タンバリン2世はこのあとキング・ジョージ、セントレジャーをいずれも取り消して凱旋門賞のトライアル戦(シャンティー賞)に臨みますが、2着敗退。その後脚部不安が発生してそのまま引退してしまいました。
フランスに目を向けると、1962年は何と言ってもサン=マルタン騎手の活躍に目が行きます。イギリスでオークス、コロネーション・カップ、キング・ジョージを制した若者は、地元フランスでは仏1000ギニーと仏2000ギニーに加えて仏オークスも制覇、クラシック5レースの内3レースを手にします。
フランス・ダービーを制したのは、後に種牡馬としても大成功するヴァル・ド・ロワール Val de Loir 。3歳シーズンは4連勝で頂点に立ったヴァル・ド・ロワールでしたが、その後は調子が下降、パリ大賞典5着、キング・ジョージ4着同着、オレンジ公賞3着と勝利から遠のきます。
凱旋門賞では回復の兆しが見える3着でしたが、ローレル・インターナショナルを目指して渡米したアメリカでマンノーウォー・ステークスに出走し、着外に敗れシーズンを終えます。
その凱旋門賞、1962年は40対1の馬が勝つ大波乱になりました。勝ったのはソルチコフ Soltikoff 。本番1週間前のアンリ・ドラマール賞で漸く未勝利を脱したばかりの馬でしたから、人気が無かったのも頷けましょう。
1馬身差2着にオークス馬モナード、首差3着ヴァル・ド・ロワール、短頭差4着のスノッブ Snob までが全て3歳馬で、古馬勢ではキング・ジョージ馬マッチ3世の5着が最高でした。
凱旋門賞で3歳馬の後塵を拝したマッチ3世でしたが、この後アメリカに渡って臨んだローレル競馬場のワシントンDCインターナショナルでは地元の強豪ケルソ Kelso とキャリー・バック Carry Back 、ロシアのザベック Zabeg などを抑えて快勝、世界最強馬のタイトルを獲得します。
なおこの年のインターナショナルには日本からタカマガハラが参戦、野平祐二騎手とのコンビで世界に挑戦しましたが、14頭立ての着外に終わりました。(公式に発表された着順は9着まで。タカマガハラは10着以降と記載されています)
最後に日本についても少し触れておきましょうか。ブラッドストック・ブリーダーズ・レヴューの1962年版には、日本の競馬が3ページに亘って紹介されています。
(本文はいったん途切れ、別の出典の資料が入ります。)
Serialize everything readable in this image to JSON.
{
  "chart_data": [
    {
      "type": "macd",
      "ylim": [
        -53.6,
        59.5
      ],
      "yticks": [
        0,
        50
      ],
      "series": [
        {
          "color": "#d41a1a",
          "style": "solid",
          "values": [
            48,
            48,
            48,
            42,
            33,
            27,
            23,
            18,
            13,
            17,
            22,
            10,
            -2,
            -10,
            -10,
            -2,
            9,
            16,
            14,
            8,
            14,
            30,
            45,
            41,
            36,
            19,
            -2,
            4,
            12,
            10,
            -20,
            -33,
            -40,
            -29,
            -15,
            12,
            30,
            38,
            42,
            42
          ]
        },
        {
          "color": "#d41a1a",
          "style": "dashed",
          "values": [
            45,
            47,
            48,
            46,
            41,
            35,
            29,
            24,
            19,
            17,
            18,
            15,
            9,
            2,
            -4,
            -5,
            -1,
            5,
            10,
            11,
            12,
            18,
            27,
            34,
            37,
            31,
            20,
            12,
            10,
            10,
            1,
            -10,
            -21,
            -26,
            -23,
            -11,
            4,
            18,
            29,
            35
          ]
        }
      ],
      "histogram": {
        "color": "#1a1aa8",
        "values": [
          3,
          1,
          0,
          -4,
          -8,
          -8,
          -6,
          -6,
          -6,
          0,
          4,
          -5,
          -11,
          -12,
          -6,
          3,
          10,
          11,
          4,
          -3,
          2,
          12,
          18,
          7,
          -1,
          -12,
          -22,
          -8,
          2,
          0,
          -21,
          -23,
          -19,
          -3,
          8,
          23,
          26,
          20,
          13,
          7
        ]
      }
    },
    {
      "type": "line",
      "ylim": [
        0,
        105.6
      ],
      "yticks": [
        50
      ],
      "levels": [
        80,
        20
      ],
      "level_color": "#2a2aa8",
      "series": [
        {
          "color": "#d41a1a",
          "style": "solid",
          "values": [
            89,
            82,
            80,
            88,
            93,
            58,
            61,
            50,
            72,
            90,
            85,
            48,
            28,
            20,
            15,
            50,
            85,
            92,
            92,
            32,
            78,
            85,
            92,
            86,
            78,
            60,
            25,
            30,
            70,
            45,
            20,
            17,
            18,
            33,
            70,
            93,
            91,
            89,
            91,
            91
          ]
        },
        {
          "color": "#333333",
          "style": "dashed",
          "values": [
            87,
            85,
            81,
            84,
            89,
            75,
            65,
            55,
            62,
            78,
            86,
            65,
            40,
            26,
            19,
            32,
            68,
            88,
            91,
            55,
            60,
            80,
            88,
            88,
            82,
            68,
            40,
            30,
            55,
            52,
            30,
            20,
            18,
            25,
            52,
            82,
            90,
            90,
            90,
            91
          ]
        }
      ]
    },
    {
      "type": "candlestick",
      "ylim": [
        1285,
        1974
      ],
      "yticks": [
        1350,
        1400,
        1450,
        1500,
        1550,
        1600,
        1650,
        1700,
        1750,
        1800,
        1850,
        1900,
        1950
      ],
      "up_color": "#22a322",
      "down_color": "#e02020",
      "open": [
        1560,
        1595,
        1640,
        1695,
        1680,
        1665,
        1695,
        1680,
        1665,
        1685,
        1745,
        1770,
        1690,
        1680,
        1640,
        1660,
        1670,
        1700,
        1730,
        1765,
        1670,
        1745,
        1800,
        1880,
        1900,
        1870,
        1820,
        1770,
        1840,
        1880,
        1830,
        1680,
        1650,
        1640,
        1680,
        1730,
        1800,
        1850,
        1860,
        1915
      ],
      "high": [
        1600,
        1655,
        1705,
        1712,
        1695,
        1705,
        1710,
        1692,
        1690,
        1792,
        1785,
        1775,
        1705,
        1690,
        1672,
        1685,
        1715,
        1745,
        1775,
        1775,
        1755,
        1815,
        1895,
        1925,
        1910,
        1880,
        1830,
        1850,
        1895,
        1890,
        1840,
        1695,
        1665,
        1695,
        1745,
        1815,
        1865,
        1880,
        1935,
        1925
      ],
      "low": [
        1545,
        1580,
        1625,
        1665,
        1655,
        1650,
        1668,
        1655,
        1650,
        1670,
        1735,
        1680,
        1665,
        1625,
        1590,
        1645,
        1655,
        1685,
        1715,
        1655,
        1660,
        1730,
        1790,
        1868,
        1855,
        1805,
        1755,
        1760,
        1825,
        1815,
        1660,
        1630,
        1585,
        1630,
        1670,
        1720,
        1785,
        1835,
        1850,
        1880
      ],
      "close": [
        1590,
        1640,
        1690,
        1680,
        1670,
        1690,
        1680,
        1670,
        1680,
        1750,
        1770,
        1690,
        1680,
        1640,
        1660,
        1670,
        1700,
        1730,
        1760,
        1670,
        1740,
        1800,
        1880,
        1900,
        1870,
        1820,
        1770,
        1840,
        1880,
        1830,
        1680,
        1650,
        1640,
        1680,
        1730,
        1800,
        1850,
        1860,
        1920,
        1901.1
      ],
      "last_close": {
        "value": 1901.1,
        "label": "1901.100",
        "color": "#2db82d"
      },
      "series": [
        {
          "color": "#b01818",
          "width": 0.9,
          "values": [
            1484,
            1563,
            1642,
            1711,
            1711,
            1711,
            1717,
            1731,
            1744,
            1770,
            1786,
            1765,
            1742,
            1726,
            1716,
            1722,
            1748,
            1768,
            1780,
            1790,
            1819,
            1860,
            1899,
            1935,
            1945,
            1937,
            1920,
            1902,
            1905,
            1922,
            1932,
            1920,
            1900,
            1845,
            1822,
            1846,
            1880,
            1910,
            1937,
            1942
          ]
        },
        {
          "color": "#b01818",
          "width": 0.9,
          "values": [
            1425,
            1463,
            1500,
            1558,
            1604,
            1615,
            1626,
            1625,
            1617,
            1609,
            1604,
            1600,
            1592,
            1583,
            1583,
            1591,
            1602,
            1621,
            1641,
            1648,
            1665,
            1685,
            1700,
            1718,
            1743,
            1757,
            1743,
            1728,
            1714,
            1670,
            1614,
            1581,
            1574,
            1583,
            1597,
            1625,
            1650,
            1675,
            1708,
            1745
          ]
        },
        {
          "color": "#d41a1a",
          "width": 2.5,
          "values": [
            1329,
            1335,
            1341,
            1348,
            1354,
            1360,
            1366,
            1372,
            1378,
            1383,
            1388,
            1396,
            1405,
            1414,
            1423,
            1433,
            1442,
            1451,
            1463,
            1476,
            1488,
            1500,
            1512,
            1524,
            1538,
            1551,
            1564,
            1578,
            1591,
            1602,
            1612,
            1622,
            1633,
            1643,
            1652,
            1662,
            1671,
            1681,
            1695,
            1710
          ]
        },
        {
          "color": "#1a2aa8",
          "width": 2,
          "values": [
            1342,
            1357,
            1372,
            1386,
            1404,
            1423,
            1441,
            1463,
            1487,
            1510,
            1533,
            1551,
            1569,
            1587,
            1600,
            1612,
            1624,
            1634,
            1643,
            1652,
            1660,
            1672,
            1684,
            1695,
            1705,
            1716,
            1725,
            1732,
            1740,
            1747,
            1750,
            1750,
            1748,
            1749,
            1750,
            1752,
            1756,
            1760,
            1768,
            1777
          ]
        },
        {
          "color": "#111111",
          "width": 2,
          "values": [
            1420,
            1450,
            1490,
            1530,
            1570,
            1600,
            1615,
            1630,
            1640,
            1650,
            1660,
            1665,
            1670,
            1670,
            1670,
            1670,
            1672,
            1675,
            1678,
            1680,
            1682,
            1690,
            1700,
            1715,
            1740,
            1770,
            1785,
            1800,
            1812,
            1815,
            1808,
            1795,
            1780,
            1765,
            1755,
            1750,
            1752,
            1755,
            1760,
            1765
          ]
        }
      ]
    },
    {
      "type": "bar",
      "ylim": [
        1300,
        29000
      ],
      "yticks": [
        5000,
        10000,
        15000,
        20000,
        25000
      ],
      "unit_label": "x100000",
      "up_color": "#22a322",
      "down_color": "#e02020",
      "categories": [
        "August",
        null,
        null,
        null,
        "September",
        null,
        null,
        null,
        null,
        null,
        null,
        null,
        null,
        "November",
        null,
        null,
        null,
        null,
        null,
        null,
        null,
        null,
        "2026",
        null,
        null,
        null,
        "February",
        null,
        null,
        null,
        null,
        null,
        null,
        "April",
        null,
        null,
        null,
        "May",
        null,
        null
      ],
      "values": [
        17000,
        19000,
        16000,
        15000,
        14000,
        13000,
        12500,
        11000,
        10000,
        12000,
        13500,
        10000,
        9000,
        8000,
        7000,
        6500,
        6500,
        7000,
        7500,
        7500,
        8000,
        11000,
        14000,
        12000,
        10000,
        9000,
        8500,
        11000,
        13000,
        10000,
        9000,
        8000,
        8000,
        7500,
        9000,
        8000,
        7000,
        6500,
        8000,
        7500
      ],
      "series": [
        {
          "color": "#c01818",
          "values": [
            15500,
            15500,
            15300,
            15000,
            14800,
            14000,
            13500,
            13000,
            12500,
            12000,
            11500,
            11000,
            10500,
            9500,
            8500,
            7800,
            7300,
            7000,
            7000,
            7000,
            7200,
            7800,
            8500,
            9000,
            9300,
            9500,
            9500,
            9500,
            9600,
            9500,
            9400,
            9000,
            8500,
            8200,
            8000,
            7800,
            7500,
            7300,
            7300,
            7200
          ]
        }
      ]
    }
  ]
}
この年のダービーはフェアーウインが優勝、有馬記念は春の天皇賞も制したオンスロートが勝って年度代表馬に選ばれています。オンスロートは同期のタカマガハラ同様地方競馬の出身で、天皇賞はタカマガハラに先を越されていた晩成型の名馬でした。
この年のリーディング・サイアーはヒンドスタン Hindostan で、第2位がライジング・フレーム Rising Flame 。今や懐かしい昭和の高度成長期を彩った競馬シーンです。